Every President since Franklin D. Roosevelt, with the exception of Gerald Ford, has been inaugurated on January 20 since 1937. So 13 Presidents have had the excitement of inauguration at the US Capitol before crowds of varying sizes.
The greatest inauguration crowd was in 2009, when Barack Obama took the oath of office for the first time, and this author and blogger was fortunate enough to have been at his inauguration with his older son, and a video of that experience is on the right side of this blog.
The electricity in the crowd in 2009 was special, as it was in 1961, when the youngest elected President, John F. Kennedy, was inaugurated, and gave one of the top three inaugural addresses in American history, after Abraham Lincoln in 1865 and Franklin D. Roosevelt in 1933, both on the original Inauguration Day of March 4.
In 1941, FDR was sworn in to an unprecedented third term in the Presidency, and in 1949, Harry Truman was sworn in after shocking America with his surprise victory over Thomas E. Dewey, something no one other than Truman himself, expected to occur.
In 1965, Lyndon B. Johnson was sworn in after the greatest popular vote percentage victory in all of American history.
In 1973, Richard Nixon was sworn in for his second term, with no former President present, as Lyndon B. Johnson was not feeling well enough to attend, and then his passing two days later, at age 64.
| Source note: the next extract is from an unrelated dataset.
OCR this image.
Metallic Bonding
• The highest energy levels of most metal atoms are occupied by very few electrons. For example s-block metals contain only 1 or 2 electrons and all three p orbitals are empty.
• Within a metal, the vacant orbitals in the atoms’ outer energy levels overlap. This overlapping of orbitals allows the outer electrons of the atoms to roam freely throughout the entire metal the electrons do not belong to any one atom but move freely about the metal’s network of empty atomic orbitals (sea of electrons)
And in 1977, Jimmy Carter and Walter Mondale were sworn in as President and Vice President, with no one able to know that 41 years later, today, that they were both alive and in their 90s, and flourishing.
And in 1981, former movie actor and California Governor Ronald Reagan was sworn in, and at the same time, 52 Americans who had been held hostage in Iran were freed.
So January 20 has had its historic moments, including Donald Trump taking the oath exactly a year ago, after a much smaller crowd to witness, and followed by a Woman’s March the next day.